Il y a une dizaine d’années, ma compréhension de l’apôtre Paul a connu un véritable bouleversement. Comme beaucoup, je m’étais habitué à ses contradictions, les considérant comme des mystères divins que je ne parviendrais jamais à percer. Cela a fonctionné pendant un certain temps, mais finalement, un sentiment tenace m’a frappé de plein fouet : il me manquait quelque chose d’énorme. J’avais lu Paul sporadiquement, et les versets emblématiques que j’avais mémorisés il y a des décennies continuaient à façonner ma vie. Mais honnêtement, j’ai évité de me battre avec lui. Ma relation avec Paul ? Au mieux, elle était tendue. Sa logique me semblait contradictoire, voire scandaleuse, et je n’arrivais pas à la suivre. Lorsque je parlais de lui en public – généralement sur Romains 11 – je m’appuyais sur la boutade de l’apôtre Pierre selon laquelle les lettres de Paul étaient « difficiles à comprendre » (2 Pierre 3:16). C’était mon échappatoire. Mais ce chapitre est clos. Une percée s’est produite, et une connexion plus profonde avec Paul a remplacé la confusion. Je dois cela à Mark Nanos, un juif réformé qui s’intéresse profondément au Paul historique. Bien que nous divergions sur l’identité de Jésus et les affirmations de Paul à son sujet, nous sommes presque entièrement d’accord sur l’identité de Paul, sur le cœur de sa théologie et sur la manière dont elle a façonné chaque lettre qu’il a écrite aux Nations. Ce n’est pas un mince exploit pour deux juifs d’être d’accord sur autant de choses. Nous y reviendrons bientôt.
Shema et hénothéisme
Il y a un siècle, les érudits ont inventé des termes pour clarifier les anciennes conceptions du divin : monothéisme, polythéisme et hénothéisme. Le monothéisme insiste sur l’existence d’un seul dieu. Le polythéisme embrasse de multiples dieux. L’hénothéisme, la conception antique dominante, reconnaît de nombreux dieux mais en exalte un comme suprême – le Dieu des dieux, le Seigneur des seigneurs. C’est dans cette optique que l’on comprend la majeure partie de la Bible hébraïque et du Nouveau Testament.
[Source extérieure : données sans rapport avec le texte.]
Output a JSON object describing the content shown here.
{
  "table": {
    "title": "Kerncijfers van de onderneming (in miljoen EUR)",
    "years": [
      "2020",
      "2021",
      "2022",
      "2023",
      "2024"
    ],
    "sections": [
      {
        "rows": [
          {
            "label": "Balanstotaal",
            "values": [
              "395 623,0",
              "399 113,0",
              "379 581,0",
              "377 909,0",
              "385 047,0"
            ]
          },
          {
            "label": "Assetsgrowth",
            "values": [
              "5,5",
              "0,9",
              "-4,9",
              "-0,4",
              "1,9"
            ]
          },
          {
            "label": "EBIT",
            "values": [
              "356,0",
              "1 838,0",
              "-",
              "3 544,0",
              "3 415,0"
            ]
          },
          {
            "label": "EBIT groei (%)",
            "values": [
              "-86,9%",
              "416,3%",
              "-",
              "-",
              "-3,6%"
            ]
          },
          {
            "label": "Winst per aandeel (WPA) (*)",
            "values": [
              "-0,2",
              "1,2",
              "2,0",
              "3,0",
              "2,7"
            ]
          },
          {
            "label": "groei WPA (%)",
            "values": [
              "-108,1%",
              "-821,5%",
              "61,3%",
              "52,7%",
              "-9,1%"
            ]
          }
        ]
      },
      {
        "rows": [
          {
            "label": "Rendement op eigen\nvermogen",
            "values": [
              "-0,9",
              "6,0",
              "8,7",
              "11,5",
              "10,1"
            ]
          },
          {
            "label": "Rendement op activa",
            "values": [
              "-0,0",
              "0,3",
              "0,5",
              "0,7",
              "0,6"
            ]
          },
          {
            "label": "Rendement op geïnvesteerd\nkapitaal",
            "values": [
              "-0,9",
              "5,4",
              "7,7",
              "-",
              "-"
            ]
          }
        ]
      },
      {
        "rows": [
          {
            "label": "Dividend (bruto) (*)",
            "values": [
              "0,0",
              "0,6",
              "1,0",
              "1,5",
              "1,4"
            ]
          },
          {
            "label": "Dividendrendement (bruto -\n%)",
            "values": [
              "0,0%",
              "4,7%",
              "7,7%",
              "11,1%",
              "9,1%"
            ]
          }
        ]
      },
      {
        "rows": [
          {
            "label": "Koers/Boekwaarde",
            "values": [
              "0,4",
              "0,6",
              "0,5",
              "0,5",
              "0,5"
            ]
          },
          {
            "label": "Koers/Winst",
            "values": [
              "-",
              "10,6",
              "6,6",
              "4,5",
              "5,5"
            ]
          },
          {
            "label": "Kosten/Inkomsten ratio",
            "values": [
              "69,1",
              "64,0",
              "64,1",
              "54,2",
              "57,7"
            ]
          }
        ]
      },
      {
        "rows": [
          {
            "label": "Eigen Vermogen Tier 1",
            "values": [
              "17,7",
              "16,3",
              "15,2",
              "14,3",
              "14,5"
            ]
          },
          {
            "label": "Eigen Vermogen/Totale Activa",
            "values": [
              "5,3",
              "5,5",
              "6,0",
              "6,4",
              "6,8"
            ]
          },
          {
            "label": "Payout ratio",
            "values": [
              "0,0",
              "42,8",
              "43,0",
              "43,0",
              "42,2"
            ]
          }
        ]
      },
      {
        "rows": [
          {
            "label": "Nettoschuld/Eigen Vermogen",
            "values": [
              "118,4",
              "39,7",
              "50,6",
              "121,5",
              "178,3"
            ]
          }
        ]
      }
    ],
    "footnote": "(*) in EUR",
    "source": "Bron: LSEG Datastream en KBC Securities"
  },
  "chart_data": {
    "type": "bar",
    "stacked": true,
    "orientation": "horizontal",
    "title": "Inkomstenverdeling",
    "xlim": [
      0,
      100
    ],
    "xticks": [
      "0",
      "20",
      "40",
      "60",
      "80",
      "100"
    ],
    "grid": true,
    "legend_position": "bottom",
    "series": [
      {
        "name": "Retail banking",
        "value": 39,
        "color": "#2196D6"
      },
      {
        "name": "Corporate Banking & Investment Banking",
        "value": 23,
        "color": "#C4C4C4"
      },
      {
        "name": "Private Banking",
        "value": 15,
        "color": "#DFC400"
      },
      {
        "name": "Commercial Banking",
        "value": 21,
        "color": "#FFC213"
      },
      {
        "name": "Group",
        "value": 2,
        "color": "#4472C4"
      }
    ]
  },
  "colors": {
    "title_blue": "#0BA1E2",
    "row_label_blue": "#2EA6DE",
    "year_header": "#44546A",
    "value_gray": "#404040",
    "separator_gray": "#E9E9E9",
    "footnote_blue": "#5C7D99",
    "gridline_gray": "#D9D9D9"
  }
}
Contrairement au monde actuel, où les débats portent sur l’interprétation de Dieu à suivre (judaïsme, christianisme, islam), les anciens, dans un monde hénothéiste, étaient obsédés par la question de savoir lequel des innombrables êtres célestes méritait une dévotion totale. Les dix commandements (ou dix paroles dans la tradition juive) ne niaient pas l’existence d’autres dieux ; ils interdisaient de les adorer en même temps que le Dieu d’Israël, יהוה (YHWH), le saint nom imprononçable. La Bible hébraïque suppose l’existence d’autres dieux, mais exige la loyauté exclusive d’Israël envers YHWH. Voici quelques exemples :
« Tu n’auras pas d’autres dieux devant moi » (Ex. 20:3).
« Car l’Éternel est le grand Dieu, le grand Roi au-dessus de tous les dieux » (Ps. 95:3).
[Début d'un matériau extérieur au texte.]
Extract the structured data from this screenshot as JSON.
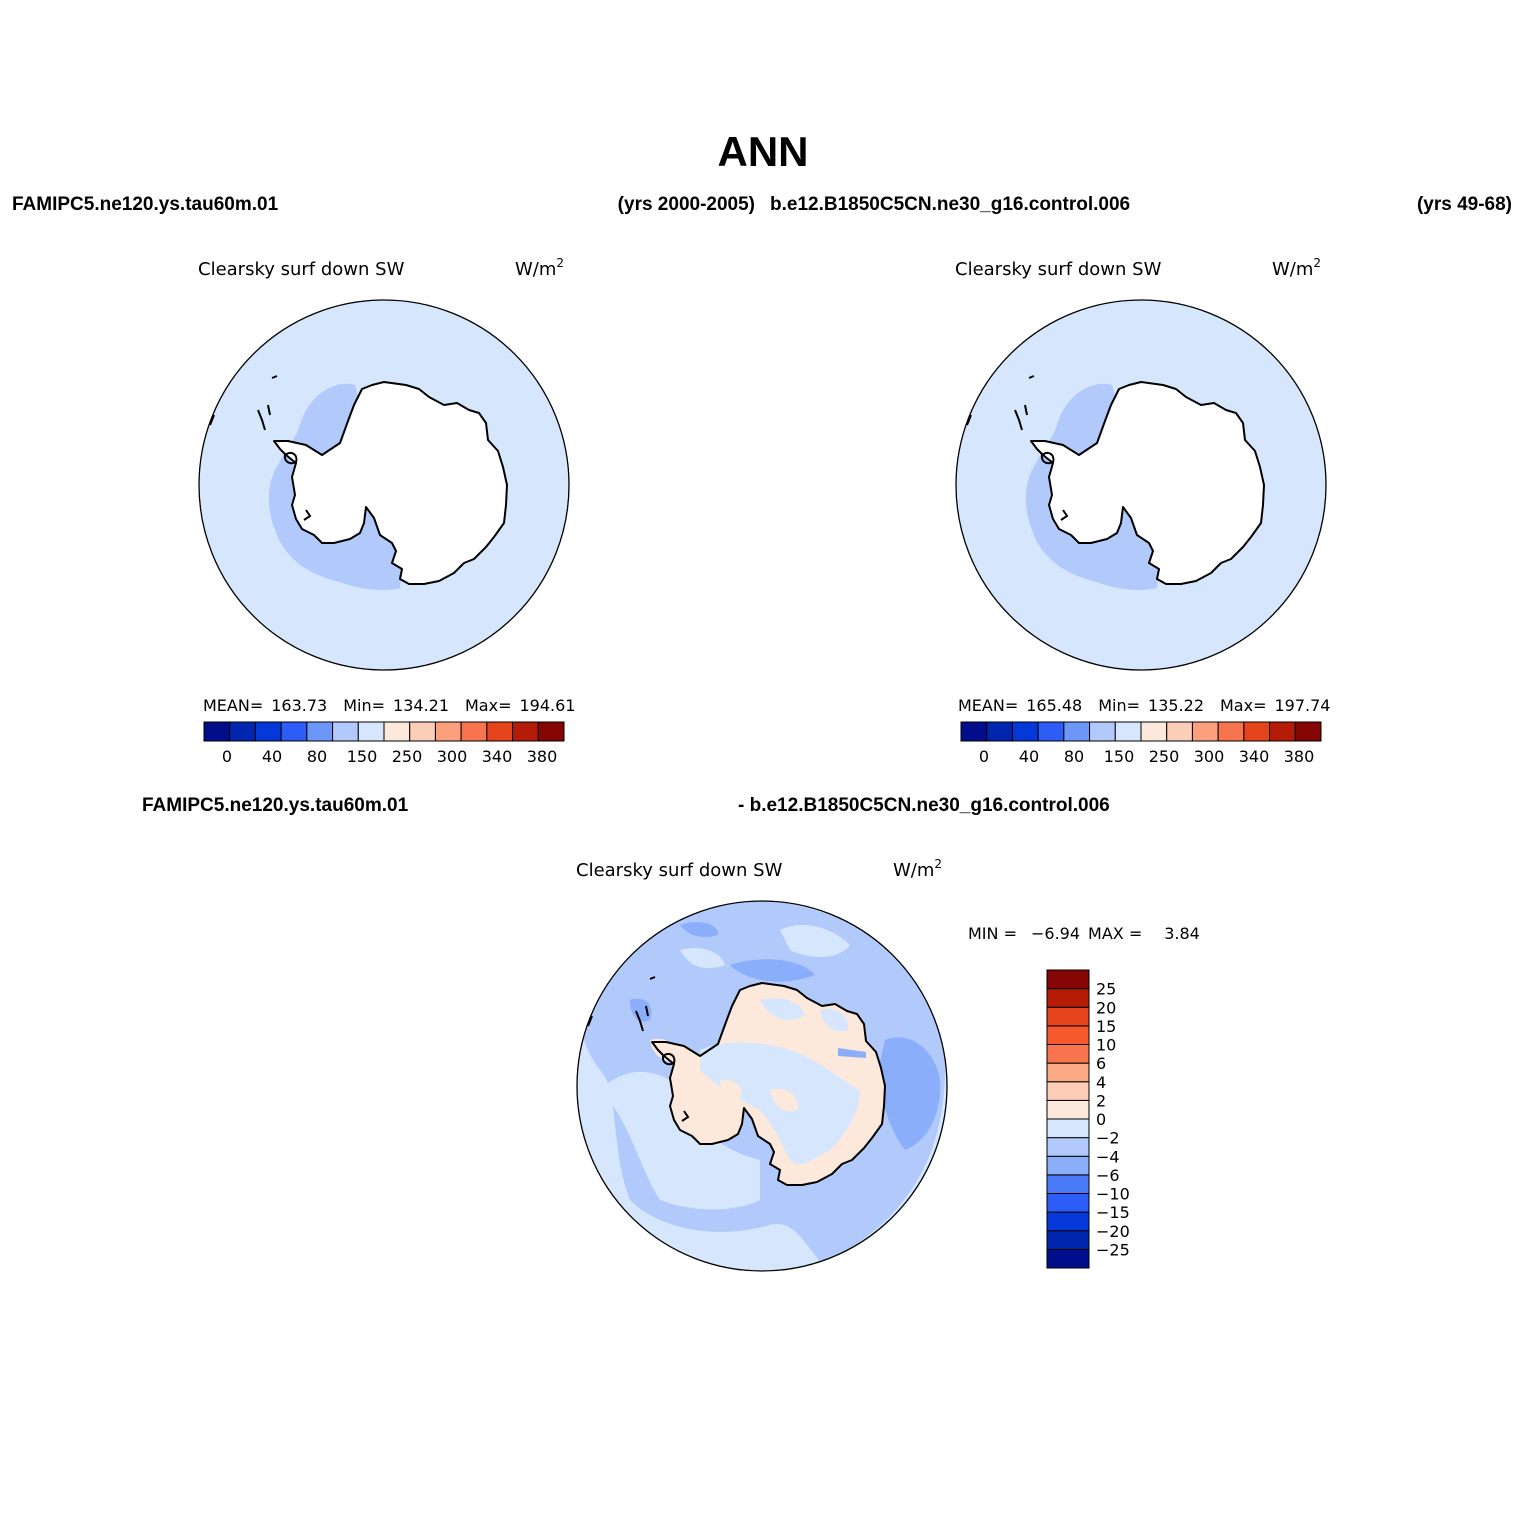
{
  "main_title": "ANN",
  "header": {
    "case1": "FAMIPC5.ne120.ys.tau60m.01",
    "years1": "(yrs 2000-2005)",
    "case2": "b.e12.B1850C5CN.ne30_g16.control.006",
    "years2": "(yrs 49-68)"
  },
  "diff_header": {
    "left": "FAMIPC5.ne120.ys.tau60m.01",
    "right": "- b.e12.B1850C5CN.ne30_g16.control.006"
  },
  "panels": [
    {
      "variable": "Clearsky surf down SW",
      "units": "W/m",
      "units_sup": "2",
      "mean_label": "MEAN=",
      "mean": "163.73",
      "min_label": "Min=",
      "min": "134.21",
      "max_label": "Max=",
      "max": "194.61"
    },
    {
      "variable": "Clearsky surf down SW",
      "units": "W/m",
      "units_sup": "2",
      "mean_label": "MEAN=",
      "mean": "165.48",
      "min_label": "Min=",
      "min": "135.22",
      "max_label": "Max=",
      "max": "197.74"
    }
  ],
  "diff_panel": {
    "variable": "Clearsky surf down SW",
    "units": "W/m",
    "units_sup": "2",
    "min_label": "MIN =",
    "min": "−6.94",
    "max_label": "MAX =",
    "max": "3.84"
  },
  "colorbar_abs": {
    "colors": [
      "#000e8c",
      "#0026b0",
      "#0438d8",
      "#2e5cf6",
      "#6c97f8",
      "#b1c9fb",
      "#d6e7fd",
      "#fde8dc",
      "#fccdb7",
      "#fb9f7d",
      "#f8744e",
      "#e5431c",
      "#b51c07",
      "#850404"
    ],
    "ticks": [
      "0",
      "40",
      "80",
      "150",
      "250",
      "300",
      "340",
      "380"
    ]
  },
  "colorbar_diff": {
    "colors": [
      "#000e8c",
      "#0026b0",
      "#0438d8",
      "#2e5cf6",
      "#4a7af7",
      "#8aaef9",
      "#b1c9fb",
      "#d6e7fd",
      "#fde8dc",
      "#fccdb7",
      "#fbaa85",
      "#f8744e",
      "#f7592e",
      "#e5431c",
      "#b51c07",
      "#850404"
    ],
    "ticks": [
      "−25",
      "−20",
      "−15",
      "−10",
      "−6",
      "−4",
      "−2",
      "0",
      "2",
      "4",
      "6",
      "10",
      "15",
      "20",
      "25"
    ]
  },
  "map_colors": {
    "ocean": "#d6e7fd",
    "plateau": "#b1c9fb",
    "diff_blue": "#b1c9fb",
    "diff_dark": "#8aaef9",
    "diff_land": "#fde8dc",
    "coast": "#000000"
  },
  "projection": "polar-stereographic-south"
}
« Adorez-le, vous tous, dieux » (Ps. 97:7).
« Qui est comme Toi parmi les dieux, ô Seigneur ? » (Ex. 15:11).
Dans la tradition juive d’aujourd’hui, le Shema n’est pas seulement important, il est central. Comme nous le verrons, il l’était aussi pour Paul. Le Deutéronome 6:4 déclare :
שְׁמַע יִשְׂרָאֵליהוה אֱלֹהֵינוּ יהוה אֶחָד
Shema Yisrael, Adonai Eloheinu, Adonai echad
Écoute, ô Israël ! L’Éternel est notre Dieu, l’Éternel est un
Shema, Trinité et Métatron
Pour comprendre les affirmations de Paul dans le Nouveau Testament, nous avons besoin d’un regard juif sur la théologie chrétienne. Certains chrétiens modernes, soulignant les racines juives du Nouveau Testament, notent que le Shema utilise echad (unité plurielle) au lieu de yachid (unité exclusive), suggérant que cela fait allusion à la Trinité – Dieu en tant que Père, Fils et Saint-Esprit. Voici ma définition de la Trinité : Le Dieu unique d’Israël existe éternellement en trois personnes, égales en nature, en puissance et en gloire (Trinité ontologique), bien que le Fils et l’Esprit soient fonctionnellement subordonnés au Père (Trinité économique). Cette construction chrétienne tardive (IIe-IIIe siècle de notre ère) trouve ses racines dans la Bible hébraïque et le Nouveau Testament. (Pour en savoir plus, voir mon livre The Jewish Gospel of John : Discovering Jesus, King of All Israel)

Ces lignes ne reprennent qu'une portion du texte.